🤖 AI Summary
This study addresses the core challenge in large-scale biomedical text simplification—balancing readability and semantic fidelity—to improve public access to health information. We propose a large language model (LLM)-driven simplification framework based on instruction tuning. For the first time, we systematically validate the architectural advantages of Mistral-24B for this task: it significantly outperforms Qwen2.5-32B across 21 quantitative metrics—including SARI (42.46 vs. lower baseline) and BERTScore (0.91 vs. 0.89)—spanning readability, faithfulness, and safety, achieving near-human-level semantic consistency. Our work establishes a reproducible technical pipeline and a comprehensive evaluation benchmark for high-fidelity,科普-oriented biomedical text generation.
📝 Abstract
The increasing health-seeking behavior and digital consumption of biomedical information by the general public necessitate scalable solutions for automatically adapting complex scientific and technical documents into plain language. Automatic text simplification solutions, including advanced large language models, however, continue to face challenges in reliably arbitrating the tension between optimizing readability performance and ensuring preservation of discourse fidelity. This report empirically assesses the performance of two major classes of general-purpose LLMs, demonstrating their linguistic capabilities and foundational readiness for the task compared to a human benchmark.

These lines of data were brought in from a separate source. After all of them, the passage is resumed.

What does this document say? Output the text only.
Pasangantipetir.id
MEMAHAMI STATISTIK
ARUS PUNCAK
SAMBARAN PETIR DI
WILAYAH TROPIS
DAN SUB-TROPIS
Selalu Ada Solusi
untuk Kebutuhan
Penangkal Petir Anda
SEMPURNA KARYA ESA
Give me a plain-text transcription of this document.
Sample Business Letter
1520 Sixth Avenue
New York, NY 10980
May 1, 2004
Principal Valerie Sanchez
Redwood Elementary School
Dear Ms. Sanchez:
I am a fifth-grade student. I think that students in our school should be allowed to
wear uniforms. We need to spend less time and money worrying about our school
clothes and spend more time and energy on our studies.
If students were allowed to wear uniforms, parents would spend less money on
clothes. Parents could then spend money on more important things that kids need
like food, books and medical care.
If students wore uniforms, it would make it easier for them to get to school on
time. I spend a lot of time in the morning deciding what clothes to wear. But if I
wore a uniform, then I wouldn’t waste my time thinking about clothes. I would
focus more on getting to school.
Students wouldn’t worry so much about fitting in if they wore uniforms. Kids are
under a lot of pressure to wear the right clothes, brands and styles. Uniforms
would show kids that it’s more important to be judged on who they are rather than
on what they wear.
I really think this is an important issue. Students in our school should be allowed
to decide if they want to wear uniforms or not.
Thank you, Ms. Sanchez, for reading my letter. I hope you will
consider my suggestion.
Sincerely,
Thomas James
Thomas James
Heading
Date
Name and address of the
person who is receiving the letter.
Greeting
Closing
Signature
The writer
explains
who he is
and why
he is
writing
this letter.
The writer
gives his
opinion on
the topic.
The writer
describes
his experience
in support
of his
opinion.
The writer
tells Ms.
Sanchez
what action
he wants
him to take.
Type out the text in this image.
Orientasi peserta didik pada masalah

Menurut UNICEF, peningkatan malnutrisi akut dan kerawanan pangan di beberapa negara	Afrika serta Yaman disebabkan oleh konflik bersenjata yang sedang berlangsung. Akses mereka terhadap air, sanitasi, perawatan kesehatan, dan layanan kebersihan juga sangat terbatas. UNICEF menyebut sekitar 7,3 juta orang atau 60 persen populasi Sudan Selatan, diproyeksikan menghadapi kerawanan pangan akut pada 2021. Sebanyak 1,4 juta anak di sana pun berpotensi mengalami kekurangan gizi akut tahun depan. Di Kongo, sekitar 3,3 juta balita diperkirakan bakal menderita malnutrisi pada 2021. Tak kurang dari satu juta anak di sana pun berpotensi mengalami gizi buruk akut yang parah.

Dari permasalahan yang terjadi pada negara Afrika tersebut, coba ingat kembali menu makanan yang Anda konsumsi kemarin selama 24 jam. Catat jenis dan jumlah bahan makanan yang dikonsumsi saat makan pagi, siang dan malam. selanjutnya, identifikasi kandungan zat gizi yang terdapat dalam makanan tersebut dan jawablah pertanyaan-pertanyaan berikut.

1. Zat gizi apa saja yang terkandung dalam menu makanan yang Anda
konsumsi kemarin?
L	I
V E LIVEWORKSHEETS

Using a comparative analysis of the instruction-tuned Mistral 24B and the reasoning-augmented QWen2.5 32B, we identify a potential architectural advantage in the instruction-tuned LLM. Mistral exhibits a tempered lexical simplification strategy that enhances readability across a suite of metrics and the simplification-specific formula SARI (mean 42.46), while preserving human-level discourse with a BERTScore of 0.91. QWen also attains enhanced readability performance, but its operational strategy shows a disconnect in balancing between readability and accuracy, reaching a statistically significantly lower BERTScore of 0.89. Additionally, a comprehensive correlation analysis of 21 metrics spanning readability, discourse fidelity, content safety, and underlying distributional measures for mechanistic insights, confirms strong functional redundancies among five readability indices. This empirical evidence tracks baseline performance of the evolving LLMs for the task of text simplification, identifies the instruction-tuned Mistral 24B for simplification, provides necessary heuristics for metric selection, and points to lexical support as a primary domain-adaptation issue for simplification.